Davies pinned the printout on the cork board near her desk and the four them stared at it. “Do we know whose numbers these are?” Davies asked.
“That one’s Johns’ and this one’s Hansen’s. They’re calling or texting back and forth, though not that often. Short, businesslike,” Penwarren said. “There are a few outliers, but I doubt they are important. We’re dealing with older people with Hansen and Johns; I don’t think they had yet fully embraced this technology.”

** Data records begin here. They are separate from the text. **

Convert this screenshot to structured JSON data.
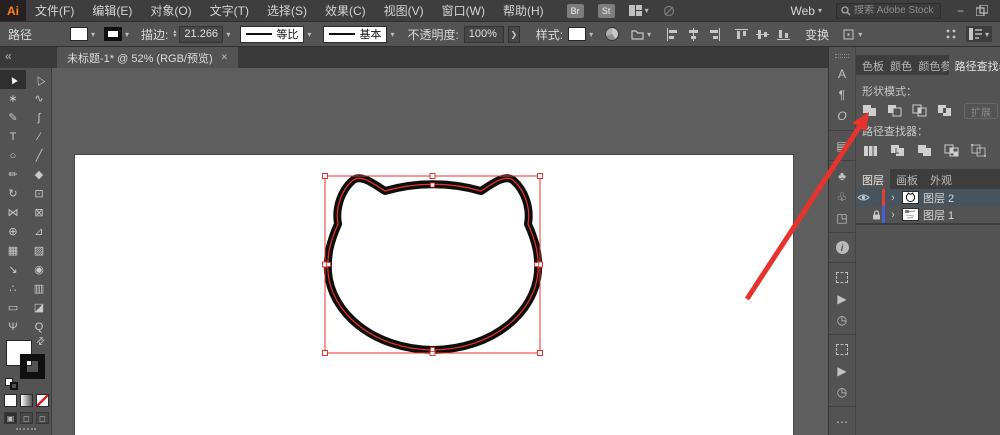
{
  "colors": {
    "menubar-bg": "#3e3e3e",
    "bar-bg": "#535353",
    "tabbar-bg": "#3a3a3a",
    "canvas-bg": "#5e5e5e",
    "panel-bg": "#535353",
    "panel-dark": "#3d3d3d",
    "active-tool-bg": "#2f2f2f",
    "text-light": "#d8d8d8",
    "text-dim": "#9f9f9f",
    "accent-red": "#e8322c",
    "layer-red": "#e0402f",
    "layer-blue": "#3f62d7",
    "selected-row": "#47545e",
    "logo-orange": "#ff7f18",
    "logo-bg": "#262120",
    "input-bg": "#464646",
    "border-dark": "#2e2e2e",
    "icon-gray": "#c6c6c6",
    "artboard": "#ffffff",
    "stroke-black": "#0e0e0e"
  },
  "menu_bar": {
    "logo": "Ai",
    "items": [
      "文件(F)",
      "编辑(E)",
      "对象(O)",
      "文字(T)",
      "选择(S)",
      "效果(C)",
      "视图(V)",
      "窗口(W)",
      "帮助(H)"
    ],
    "bridge_badge": "Br",
    "stock_badge": "St",
    "workspace_label": "Web",
    "search_placeholder": "搜索 Adobe Stock",
    "minimize_glyph": "−"
  },
  "control_bar": {
    "context_label": "路径",
    "stroke_label": "描边:",
    "stroke_value": "21.266",
    "profile_label": "等比",
    "brush_label": "基本",
    "opacity_label": "不透明度:",
    "opacity_value": "100%",
    "opacity_more": "❯",
    "style_label": "样式:",
    "transform_label": "变换"
  },
  "tab_bar": {
    "collapse_glyph": "«",
    "document_title": "未标题-1* @ 52% (RGB/预览)",
    "close_glyph": "✕"
  },
  "tools": [
    {
      "name": "selection-tool",
      "glyph": "▲"
    },
    {
      "name": "direct-selection-tool",
      "glyph": "△"
    },
    {
      "name": "magic-wand-tool",
      "glyph": "∗"
    },
    {
      "name": "lasso-tool",
      "glyph": "∿"
    },
    {
      "name": "pen-tool",
      "glyph": "✎"
    },
    {
      "name": "curvature-tool",
      "glyph": "∫"
    },
    {
      "name": "type-tool",
      "glyph": "T"
    },
    {
      "name": "line-segment-tool",
      "glyph": "∕"
    },
    {
      "name": "ellipse-tool",
      "glyph": "○"
    },
    {
      "name": "paintbrush-tool",
      "glyph": "╱"
    },
    {
      "name": "pencil-tool",
      "glyph": "✏"
    },
    {
      "name": "shaper-tool",
      "glyph": "◆"
    },
    {
      "name": "rotate-tool",
      "glyph": "↻"
    },
    {
      "name": "scale-tool",
      "glyph": "⊡"
    },
    {
      "name": "width-tool",
      "glyph": "⋈"
    },
    {
      "name": "free-transform-tool",
      "glyph": "⊠"
    },
    {
      "name": "shape-builder-tool",
      "glyph": "⊕"
    },
    {
      "name": "perspective-grid-tool",
      "glyph": "⊿"
    },
    {
      "name": "mesh-tool",
      "glyph": "▦"
    },
    {
      "name": "gradient-tool",
      "glyph": "▨"
    },
    {
      "name": "eyedropper-tool",
      "glyph": "↘"
    },
    {
      "name": "blend-tool",
      "glyph": "◉"
    },
    {
      "name": "symbol-sprayer-tool",
      "glyph": "∴"
    },
    {
      "name": "column-graph-tool",
      "glyph": "▥"
    },
    {
      "name": "artboard-tool",
      "glyph": "▭"
    },
    {
      "name": "slice-tool",
      "glyph": "◪"
    },
    {
      "name": "hand-tool",
      "glyph": "Ψ"
    },
    {
      "name": "zoom-tool",
      "glyph": "Q"
    }
  ],
  "dock_strip": [
    {
      "name": "character-panel-icon",
      "glyph": "A"
    },
    {
      "name": "paragraph-panel-icon",
      "glyph": "¶"
    },
    {
      "name": "opentype-panel-icon",
      "glyph": "O"
    },
    {
      "name": "libraries-panel-icon",
      "glyph": "▤"
    },
    {
      "name": "symbols-panel-icon",
      "glyph": "♣"
    },
    {
      "name": "brushes-panel-icon",
      "glyph": "♧"
    },
    {
      "name": "asset-export-panel-icon",
      "glyph": "◳"
    },
    {
      "name": "info-panel-icon",
      "glyph": "i"
    },
    {
      "name": "actions-panel-icon",
      "glyph": ""
    },
    {
      "name": "play-icon",
      "glyph": "▶"
    },
    {
      "name": "history-panel-icon",
      "glyph": "◷"
    },
    {
      "name": "actions-panel-icon-2",
      "glyph": ""
    },
    {
      "name": "play-icon-2",
      "glyph": "▶"
    },
    {
      "name": "history-panel-icon-2",
      "glyph": "◷"
    },
    {
      "name": "more-panels-icon",
      "glyph": "⋯"
    }
  ],
  "pathfinder_panel": {
    "inactive_tabs": [
      "色板",
      "颜色",
      "颜色参"
    ],
    "active_tab": "路径查找器",
    "shape_modes_label": "形状模式：",
    "shape_mode_buttons": [
      "unite",
      "minus-front",
      "intersect",
      "exclude"
    ],
    "expand_button": "扩展",
    "pathfinder_label": "路径查找器：",
    "pathfinder_buttons": [
      "divide",
      "trim",
      "merge",
      "crop",
      "outline"
    ]
  },
  "layers_panel": {
    "tabs": [
      "图层",
      "画板",
      "外观"
    ],
    "active_tab": "图层",
    "rows": [
      {
        "label": "图层 2",
        "color": "#e0402f",
        "visible": true,
        "locked": false,
        "selected": true
      },
      {
        "label": "图层 1",
        "color": "#3f62d7",
        "visible": false,
        "locked": true,
        "selected": false
      }
    ]
  },
  "canvas": {
    "zoom_percent": "52%",
    "artwork": "cat-head-outline",
    "annotation": "red-arrow-pointing-to-pathfinder-panel"
  }
}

Davies smiled. She knew Penwarren counted himself in that group.
As they studied the numbers, Novak, who’d just been a few blocks away, arrived and joined them.
After a few moments of study he pointed to one entry: “That last call from Hansen’s mobile to Johns. Is that the one Ms. Johns reported? Hansen texting her to say he was off fishing with Charlie?”
“Must be; it’s dated seventeenth May,” Davies answered.
Novak chuckled and shook his head.
Davies looked at him. “What’s so funny?”
“Someone’s careless…”
Calum peered at the printout more closely, then nodded to Novak: “Nicely done, constable. Sharp eyes.”
Davies studied the printout then wheeled and punched Novak in the shoulder. “You bastard, you’ve twigged it!”
“Someone want to put me in the picture?” Penwarren said, clearly annoyed.
“Go ahead, constable…it’s all yours,” Davies said.
“Look at the time of Hansen’s last text message. It was sent from Hansen’s phone to Ms. Johns' phone. But look at the time date: it was sent after Hansen’s body had already been found and reported to the Coastguard. Explanation? Someone else sent it, not Hansen.”